Re: To infinity and beyond.

Okay, here it is how it went wrong:

By traditional textbook pairing method, it seems possible to pair each and every element of Set B to corresponding one of Set C-

{1, 2, 3, 4, ...}
  |  |  |  | ...
{1, 2, 3, 4, ...}

But the question is- have the pairing exhausted Set B or Set C?

The answer is not.
When one tries to do the traditional pairing, they actually are doing inductive counting:
1 to 1 - 1 pairs
1 to 1 & 2 to 2 - 2 pairs
1 to 1 & 2 to 2 & 3 to 3 - 3 pairs
Good?

1 to 1 & 2 to 2 & 3 to 3 & ... & N to N - N pairs
So that
the same to above & N+1 to N+1 - N+1 pairs

Such inductive method seems powerful, but it underestimates the scale of the infinite sets.
Let us admit bluntly that
either Set B or Set C
has an amount of elements that is larger than any N you name, N as an integer

How can you finish pairing all elements of them with only N, O, P, Q, ... pairs?
I mean, no matter how far your counting and pairing go, they only appear to pair the elements over,
but actually they fail to cover the overwhelming amount of elements in either Set B or Set C

Take it in another way, when you draw the graph of 1/x^2, you draw it uprising against y axis, and you don't draw it intersecting y axis, because you know getting larger and larger doesn't mean reaching an infinite amount that exceeds any number, don't you? Same applies here.

The pairing is not complete. And this is why the proof is false. (this false proof fooled numerous folks to accept one set and its subset can have the same amount of elements just because they cannot prove it wrong)

Now let me show you some real proof. Just changing the method a little, we strictly define the pairing as complete.
By complete pairing, I define:
If one set A pairs to another set B completely, and it pairs to a third set C completely, which doesn't equal to B,
set A cannot pair to set B U set C.

Take it in simpler form:
A set cannot completely pair to its real subset.

This is not hard at all, anyone would think it makes sense unless they are fooled by Hilbert's Hotel. After all, it took a long time for people to accept Hilbert's Hotel after they failed to find an angle to prove it wrong.

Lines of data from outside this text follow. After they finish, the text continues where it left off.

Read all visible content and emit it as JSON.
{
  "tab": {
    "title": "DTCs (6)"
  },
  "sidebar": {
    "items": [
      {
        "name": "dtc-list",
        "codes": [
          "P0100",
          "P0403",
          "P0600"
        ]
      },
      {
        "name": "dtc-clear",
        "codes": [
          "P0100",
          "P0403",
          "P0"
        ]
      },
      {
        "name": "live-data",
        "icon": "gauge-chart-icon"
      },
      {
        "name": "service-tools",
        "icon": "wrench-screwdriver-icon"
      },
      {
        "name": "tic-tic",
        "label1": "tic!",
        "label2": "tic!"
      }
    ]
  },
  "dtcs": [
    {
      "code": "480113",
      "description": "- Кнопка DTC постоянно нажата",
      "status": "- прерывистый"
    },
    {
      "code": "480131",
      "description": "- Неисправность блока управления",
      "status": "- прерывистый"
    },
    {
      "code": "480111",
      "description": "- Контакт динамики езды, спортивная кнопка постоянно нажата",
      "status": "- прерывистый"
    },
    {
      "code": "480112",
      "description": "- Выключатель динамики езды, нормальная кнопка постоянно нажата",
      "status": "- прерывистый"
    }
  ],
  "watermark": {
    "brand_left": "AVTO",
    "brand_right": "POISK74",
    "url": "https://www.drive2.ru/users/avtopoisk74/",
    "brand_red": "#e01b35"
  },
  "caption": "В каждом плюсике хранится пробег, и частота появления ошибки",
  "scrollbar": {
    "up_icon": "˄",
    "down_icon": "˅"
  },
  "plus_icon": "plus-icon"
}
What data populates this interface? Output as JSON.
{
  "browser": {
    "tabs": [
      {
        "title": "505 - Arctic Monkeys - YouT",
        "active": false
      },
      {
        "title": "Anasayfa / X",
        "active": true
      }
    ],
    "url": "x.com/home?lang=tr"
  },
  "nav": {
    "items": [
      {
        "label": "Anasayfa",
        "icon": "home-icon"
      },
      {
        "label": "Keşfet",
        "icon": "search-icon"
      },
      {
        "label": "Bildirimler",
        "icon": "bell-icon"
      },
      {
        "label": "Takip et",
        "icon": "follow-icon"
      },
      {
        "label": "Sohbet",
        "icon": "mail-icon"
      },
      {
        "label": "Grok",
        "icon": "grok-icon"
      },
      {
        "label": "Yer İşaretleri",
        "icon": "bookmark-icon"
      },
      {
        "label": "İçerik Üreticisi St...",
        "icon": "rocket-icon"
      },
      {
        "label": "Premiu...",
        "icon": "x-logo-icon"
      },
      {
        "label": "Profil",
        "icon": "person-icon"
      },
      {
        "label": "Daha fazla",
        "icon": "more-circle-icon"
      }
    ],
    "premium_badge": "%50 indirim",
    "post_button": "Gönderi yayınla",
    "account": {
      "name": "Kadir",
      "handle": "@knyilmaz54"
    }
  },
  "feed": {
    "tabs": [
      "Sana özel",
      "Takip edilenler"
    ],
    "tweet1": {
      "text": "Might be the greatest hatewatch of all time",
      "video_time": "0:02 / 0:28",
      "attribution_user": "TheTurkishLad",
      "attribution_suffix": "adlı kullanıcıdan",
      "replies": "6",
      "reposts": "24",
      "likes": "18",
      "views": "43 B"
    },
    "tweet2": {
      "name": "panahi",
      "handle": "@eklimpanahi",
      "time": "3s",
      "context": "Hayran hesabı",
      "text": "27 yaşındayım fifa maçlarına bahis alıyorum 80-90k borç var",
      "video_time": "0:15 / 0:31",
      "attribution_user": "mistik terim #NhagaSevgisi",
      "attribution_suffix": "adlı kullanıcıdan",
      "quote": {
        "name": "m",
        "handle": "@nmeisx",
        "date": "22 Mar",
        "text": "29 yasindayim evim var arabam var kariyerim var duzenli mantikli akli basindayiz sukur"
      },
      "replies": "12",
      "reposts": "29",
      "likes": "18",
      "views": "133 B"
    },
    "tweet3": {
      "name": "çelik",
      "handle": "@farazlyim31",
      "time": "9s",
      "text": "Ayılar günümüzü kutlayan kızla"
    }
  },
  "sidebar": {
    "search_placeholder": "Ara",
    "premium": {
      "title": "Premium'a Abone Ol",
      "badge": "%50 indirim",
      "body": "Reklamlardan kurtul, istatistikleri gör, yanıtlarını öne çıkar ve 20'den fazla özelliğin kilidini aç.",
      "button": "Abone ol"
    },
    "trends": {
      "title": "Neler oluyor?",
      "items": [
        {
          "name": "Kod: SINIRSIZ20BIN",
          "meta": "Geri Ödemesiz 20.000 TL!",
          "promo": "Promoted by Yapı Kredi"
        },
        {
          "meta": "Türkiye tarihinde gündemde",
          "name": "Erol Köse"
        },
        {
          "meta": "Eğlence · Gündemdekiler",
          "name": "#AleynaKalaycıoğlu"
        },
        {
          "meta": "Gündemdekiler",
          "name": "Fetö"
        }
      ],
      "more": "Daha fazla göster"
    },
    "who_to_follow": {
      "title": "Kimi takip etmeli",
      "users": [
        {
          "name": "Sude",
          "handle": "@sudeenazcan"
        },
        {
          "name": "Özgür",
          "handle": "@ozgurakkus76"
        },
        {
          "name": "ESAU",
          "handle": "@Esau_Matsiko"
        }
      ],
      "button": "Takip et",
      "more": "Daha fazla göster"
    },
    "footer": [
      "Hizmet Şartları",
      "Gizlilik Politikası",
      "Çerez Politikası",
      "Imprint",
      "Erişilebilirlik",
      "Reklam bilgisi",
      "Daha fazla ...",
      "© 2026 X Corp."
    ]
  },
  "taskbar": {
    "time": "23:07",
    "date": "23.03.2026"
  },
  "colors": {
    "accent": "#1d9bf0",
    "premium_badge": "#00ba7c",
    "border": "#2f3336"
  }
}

But there is an angle, now.
Let us move on,
By simple, straightforward complete pairing definition,
we know/assume (whatever you call it) Set A is different than Set C
And here is something interesting about it
we cannot find which one element is different by traditional pairing,
1 to 1, 2 to 2, 3 to 3, ... all fine?

But wait, we know there is difference already, shall we give up searching just because we cannot go to the end of the cave?
Come on, let's try a different approach:

We know there is at least one element that Set C has and Set A doesn't that makes Set C one element larger than Set A
And we pair them all up to find out who
For convenience, we name the missing element X, and it pairs to "-" to Set A U {-}
Suppose both A and C are ordered set from small to large.
We know X is somewhere in C, and we would like to put {-} in A U {-} to in a place corrsponding X
that all the elements before X in C and all the elements before - in A U {-} are the same

So all the elements before are {1, 2, 3, ...X-1}
Now, we have {1, 2, 3, ...X-1} U {-} in A U {-}
and {1,2,3,...X-1, X} in C
Here we go
Can there be an element X+1 in both A and C?
if so , we will have
{1, 2, 3, ...X-1} U {-} U {X+1} in A
remember, A does not include X
and it is absurd and contradictory
So there is no X+1

Hence we have proved the missing element is at the right end, the largest one in A is X-1 and the largest one in C is X
Also X and X-1 is the total amount of elements in Set C and Set A
X=∞
where
∞ > any N, N is any number one can name

And here we are not over yet
if X = ∞
X -1 = ∞
X -2 = ∞
X/2 = ∞
X/N=∞

from the other direction

1<∞
2<∞
100000000000000000000000000000000<∞
2^100000000000000000000000000000000<∞

There is no way for ∞ to transit to some finite integer
Yeah
C={1,2,3,...}U{...,X-3,X-2,X-1,X}

(My Paradox)

And do you still now believe it is a set of "all integers"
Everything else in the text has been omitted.